My safe place will wait for me.

7 Comments

  1. Oh boy, yes! Thank you Drea for these reminders to find satisfaction, happiness even, in the here & now. “And tomorrow morning it will remind me to be satisfied in the body I’m in now. Because I am alive.” We are blessed in so many ways, but it’s easy to make grand plans for the future and believe we’ll be happier then. Nothing should make us happier than being alive today. Ugh, I really struggle with this. We’re in it together!

  2. that quote “…You have to be satisfied with what-is while you’re reaching for more.” Feeling that so much these days! The planner in me is always thinking of tomorrow. Trying to live in the now and be thankful for today has become a daily practice for me.

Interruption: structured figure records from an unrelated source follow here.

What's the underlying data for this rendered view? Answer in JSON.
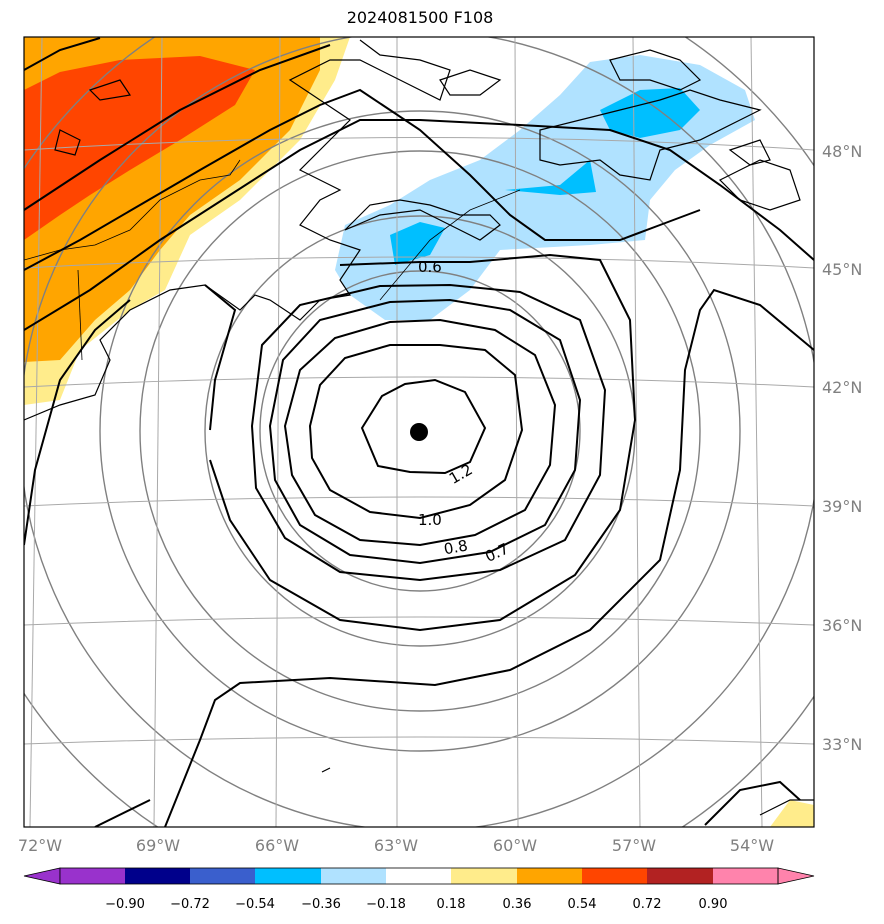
{
  "title": "2024081500 F108",
  "map": {
    "lat_labels": [
      "48°N",
      "45°N",
      "42°N",
      "39°N",
      "36°N",
      "33°N"
    ],
    "lon_labels": [
      "72°W",
      "69°W",
      "66°W",
      "63°W",
      "60°W",
      "57°W",
      "54°W"
    ],
    "contour_labels": [
      "0.6",
      "1.2",
      "1.0",
      "0.8",
      "0.7"
    ],
    "center_marker": "storm-center-dot"
  },
  "colorbar": {
    "ticks": [
      "−0.90",
      "−0.72",
      "−0.54",
      "−0.36",
      "−0.18",
      "0.18",
      "0.36",
      "0.54",
      "0.72",
      "0.90"
    ],
    "colors": [
      "#9932CC",
      "#00008B",
      "#3A5FCD",
      "#00BFFF",
      "#B0E2FF",
      "#FFFFFF",
      "#FFEC8B",
      "#FFA500",
      "#FF4500",
      "#B22222",
      "#FF83AC"
    ]
  },
  "colors": {
    "grid": "#A9A9A9",
    "range_rings": "#808080",
    "contours": "#000000"
  }
}
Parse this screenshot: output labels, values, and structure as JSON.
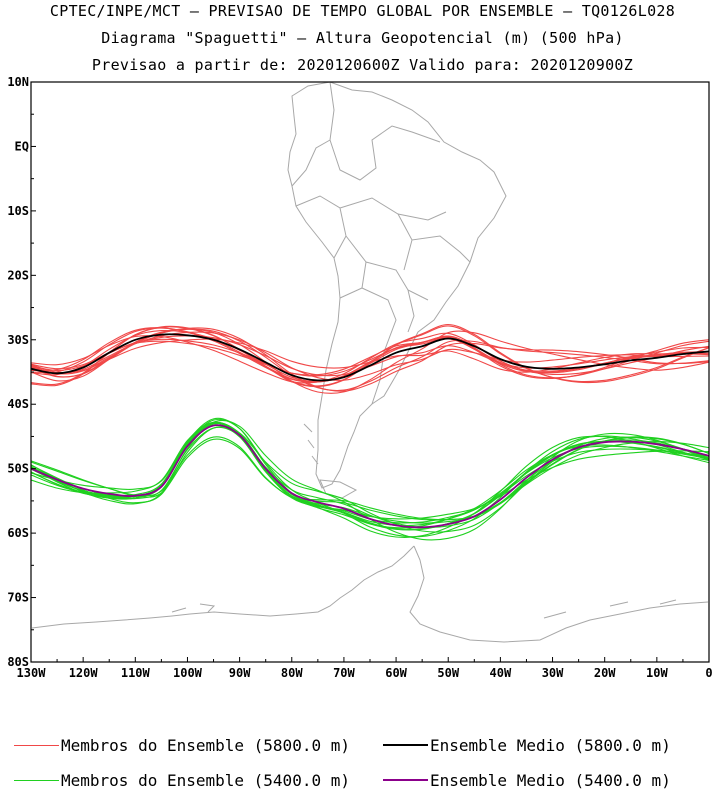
{
  "chart_data": {
    "type": "line",
    "title": "CPTEC/INPE/MCT — PREVISAO DE TEMPO GLOBAL POR ENSEMBLE — TQ0126L028",
    "subtitle": "Diagrama \"Spaguetti\" — Altura Geopotencial (m) (500 hPa)",
    "forecast_line": "Previsao a partir de: 2020120600Z   Valido para: 2020120900Z",
    "xlim": [
      -130,
      0
    ],
    "ylim": [
      -80,
      10
    ],
    "x_ticks": [
      {
        "value": -130,
        "label": "130W"
      },
      {
        "value": -120,
        "label": "120W"
      },
      {
        "value": -110,
        "label": "110W"
      },
      {
        "value": -100,
        "label": "100W"
      },
      {
        "value": -90,
        "label": "90W"
      },
      {
        "value": -80,
        "label": "80W"
      },
      {
        "value": -70,
        "label": "70W"
      },
      {
        "value": -60,
        "label": "60W"
      },
      {
        "value": -50,
        "label": "50W"
      },
      {
        "value": -40,
        "label": "40W"
      },
      {
        "value": -30,
        "label": "30W"
      },
      {
        "value": -20,
        "label": "20W"
      },
      {
        "value": -10,
        "label": "10W"
      },
      {
        "value": 0,
        "label": "0"
      }
    ],
    "y_ticks": [
      {
        "value": 10,
        "label": "10N"
      },
      {
        "value": 0,
        "label": "EQ"
      },
      {
        "value": -10,
        "label": "10S"
      },
      {
        "value": -20,
        "label": "20S"
      },
      {
        "value": -30,
        "label": "30S"
      },
      {
        "value": -40,
        "label": "40S"
      },
      {
        "value": -50,
        "label": "50S"
      },
      {
        "value": -60,
        "label": "60S"
      },
      {
        "value": -70,
        "label": "70S"
      },
      {
        "value": -80,
        "label": "80S"
      }
    ],
    "series": [
      {
        "name": "Ensemble Medio (5800.0 m)",
        "color": "#000000",
        "x": [
          -130,
          -125,
          -120,
          -115,
          -110,
          -105,
          -100,
          -95,
          -90,
          -85,
          -80,
          -75,
          -70,
          -65,
          -60,
          -55,
          -50,
          -45,
          -40,
          -35,
          -30,
          -25,
          -20,
          -15,
          -10,
          -5,
          0
        ],
        "y": [
          -34.5,
          -35.2,
          -34.3,
          -32.0,
          -30.0,
          -29.2,
          -29.3,
          -30.0,
          -31.5,
          -33.5,
          -35.5,
          -36.3,
          -35.8,
          -34.0,
          -32.0,
          -31.0,
          -29.8,
          -31.0,
          -33.0,
          -34.2,
          -34.5,
          -34.3,
          -33.8,
          -33.2,
          -32.8,
          -32.2,
          -31.8
        ]
      },
      {
        "name": "Ensemble Medio (5400.0 m)",
        "color": "#8b008b",
        "x": [
          -130,
          -125,
          -120,
          -115,
          -110,
          -105,
          -100,
          -95,
          -90,
          -85,
          -80,
          -75,
          -70,
          -65,
          -60,
          -55,
          -50,
          -45,
          -40,
          -35,
          -30,
          -25,
          -20,
          -15,
          -10,
          -5,
          0
        ],
        "y": [
          -50.0,
          -51.7,
          -53.1,
          -53.9,
          -54.2,
          -52.8,
          -46.5,
          -43.3,
          -44.8,
          -50.0,
          -53.8,
          -55.2,
          -56.2,
          -57.8,
          -58.8,
          -59.1,
          -58.6,
          -57.4,
          -54.8,
          -51.4,
          -48.6,
          -46.7,
          -45.9,
          -45.8,
          -46.2,
          -47.0,
          -48.0
        ]
      }
    ],
    "ensemble_members": [
      {
        "name": "Membros do Ensemble (5800.0 m)",
        "color": "#f04848",
        "count": 14,
        "spread_deg": 1.6
      },
      {
        "name": "Membros do Ensemble (5400.0 m)",
        "color": "#20d020",
        "count": 14,
        "spread_deg": 1.2
      }
    ],
    "background": "Mapa da America do Sul e Antartida (contornos cinza)"
  },
  "colors": {
    "map": "#a8a8a8",
    "member_5800": "#f04848",
    "member_5400": "#20d020",
    "mean_5800": "#000000",
    "mean_5400": "#8b008b"
  },
  "legend": [
    {
      "label": "Membros do Ensemble (5800.0 m)",
      "color": "#f04848"
    },
    {
      "label": "Ensemble Medio (5800.0 m)",
      "color": "#000000"
    },
    {
      "label": "Membros do Ensemble (5400.0 m)",
      "color": "#20d020"
    },
    {
      "label": "Ensemble Medio (5400.0 m)",
      "color": "#8b008b"
    }
  ]
}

  3. i’ve had similar feelings before. but i’m the opposite i always worry what will happen to my journals when i’m gone – those are my private little ramblings and i would really not want anyone to see them. but i think it’s because writing in my journal is a way to process my half formed/unfinished thoughts and have a conversation with myself. sending you the strength of a million baby elephants – life works out when you focus on what matters and you seem to have that figured out.

  4. Sydni Jackson

    I had the exact same experience when I started doing emdr therapy. Exact. I was so composed when talking about my life, and then I created a safe space and I started crying – haaa! I ended up creating a safe space from my imagination that does the trick now (leaning against a big tree, twiddling the grass between my fingers, feeling the breeze, listening to the nearby stream, etc.). Do you get the enneagram institute emails? They are sooo spot-on and have revealed a lot to me about how I withhold the deepest parts of myself from people (classic 5 here).

  5. carrie knight

    I LOVE THIS!!! thank you so much for sharing, your personal story makes all of us stronger. also, i’m going to write that quote on my mirror.

  6. Dear Drea,
    I really relate to you these days. I’m full of fear and it’s kind of breaking me. I’m just scared of what’s to come you know? I’m scared that I will never be good enough to reach my goals and dreams. I am a teacher and I feel that the student’s success and understanding is somehow my sole responsibility and I just want to reach there no matter what. I want to be perfect. I want success. And every time I make mistakes I feel like a complete failure. Also, my imbalanced body is suffering every once in a while. In the end, we must love the journey. We must somehow trust and work hard but never really let that define the consequences. Everyday for us is a way we want to show more kindness and love to the world, and that is enough. It should be enough. We shouldn’t fear what would happen in the future.. it will be okay in the end. I’ve seen the world show me that countless times but I never believe it.

    It will be okay, Drea. Let us not be afraid.

  7. As someone who is also working through chronic illness, therapy is so helpful. I found somatic therapy especially helpful-it specifically focuses on working through emotions/trauma that are in our physical body so it can bridge the connection between what we uncover in therapy and how it affects our physical body. It’s so hard to be in the body when there is illness and for me, it has helped. I cannot recommend it enough. Wishing you so much strength and healing!